Online trading is becoming increasingly popular among investors in India. Technology has made it easy for investors to buy and sell stocks online, saving time and making it more accessible to a wider audience. However, before diving into online trading, investors must get a deep understanding of right issues in the Indian stock market, which will help make informed decisions.
What are Right Issues?
Right issues are a mechanism through which a listed company can raise capital by offering its existing shareholders the right to buy additional shares at a discounted price ratio. It is a way for the company to raise funds without approaching external sources, thereby maintaining ownership. The price of the right issue is usually lower than the market price.
Right issues are announced by companies to raise capital or reduce their high debt levels. Right issues can be renounced too. A shareholder can sell his/her rights to buy shares to another investor.
It is essential to understand the right issues because it is a way for investors to increase their stock portfolio while availing of a discounted price. Investors can purchase additional shares at a preferred ratio if they already hold shares in a particular company. The discount offered on the issue price is an incentive for shareholders to exercise their right to buy additional shares.
Present calculations
Suppose a listed company XYZ announces a right issue for its shareholders at a discounted price ratio of 3:5 and at a price of INR 100. In this scenario, the existing shareholders will be given the right to buy 3 additional shares for every 5 shares held. Thus, if shareholders exercise this right, they will receive one additional share at a discounted price for every two shares held by them.

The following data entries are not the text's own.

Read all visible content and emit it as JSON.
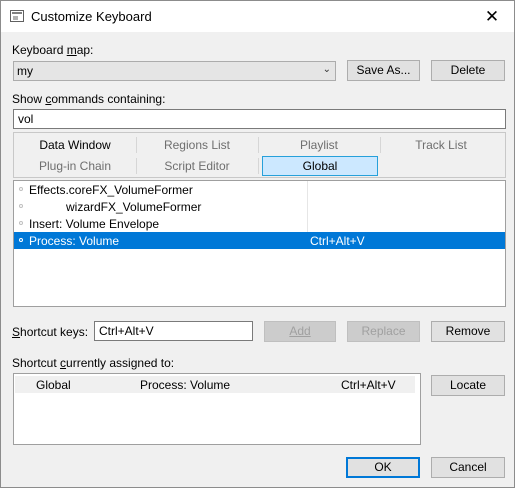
{
  "window": {
    "title": "Customize Keyboard",
    "close_glyph": "✕"
  },
  "keyboard_map": {
    "label_pre": "Keyboard ",
    "label_mnemonic": "m",
    "label_post": "ap:",
    "value": "my",
    "arrow_glyph": "⌄",
    "save_as": "Save As...",
    "delete": "Delete"
  },
  "filter": {
    "label_pre": "Show ",
    "label_mnemonic": "c",
    "label_post": "ommands containing:",
    "value": "vol"
  },
  "tabs": [
    {
      "label": "Data Window"
    },
    {
      "label": "Regions List"
    },
    {
      "label": "Playlist"
    },
    {
      "label": "Track List"
    },
    {
      "label": "Plug-in Chain"
    },
    {
      "label": "Script Editor"
    },
    {
      "label": "Global"
    }
  ],
  "selected_tab": "Global",
  "commands": [
    {
      "name": "Effects.coreFX_VolumeFormer",
      "shortcut": ""
    },
    {
      "name": "wizardFX_VolumeFormer",
      "shortcut": ""
    },
    {
      "name": "Insert: Volume Envelope",
      "shortcut": ""
    },
    {
      "name": "Process: Volume",
      "shortcut": "Ctrl+Alt+V"
    }
  ],
  "shortcut": {
    "label_pre": "",
    "label_mnemonic": "S",
    "label_post": "hortcut keys:",
    "value": "Ctrl+Alt+V",
    "add": "Add",
    "replace": "Replace",
    "remove": "Remove"
  },
  "assigned": {
    "label_pre": "Shortcut ",
    "label_mnemonic": "c",
    "label_post": "urrently assigned to:",
    "rows": [
      {
        "context": "Global",
        "command": "Process: Volume",
        "keys": "Ctrl+Alt+V"
      }
    ],
    "locate": "Locate"
  },
  "footer": {
    "ok": "OK",
    "cancel": "Cancel"
  }
}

Therefore, if an investor holds 100 shares of XYZ, he/she can purchase an additional 60 shares at INR 100 by leveraging the discounted price of the right issue. The total purchase would cost INR 6000 for 60 additional shares obtained at a discounted price of INR 100.
Disclaimer
Investing in the stock market involves risks. Right issues meaning is vital to grasp before making investment decisions. However, investors must gauge all the pros and cons of trading in the Indian stock market. They should review the company’s financial position, and market reputation, research, and analyze the sector outlook. Investing in shares that are underpriced compared to their intrinsic value are likely to give investors better returns.
In conclusion, online trading has opened up new avenues for investors to participate in the Indian stock market. A thorough understanding of concepts like right issues, and astute investment decisions will help investors succeed in their endeavors. It is advised that investors educate themselves and seek professional advice before investing in the stock market to manage risks and enhance their returns.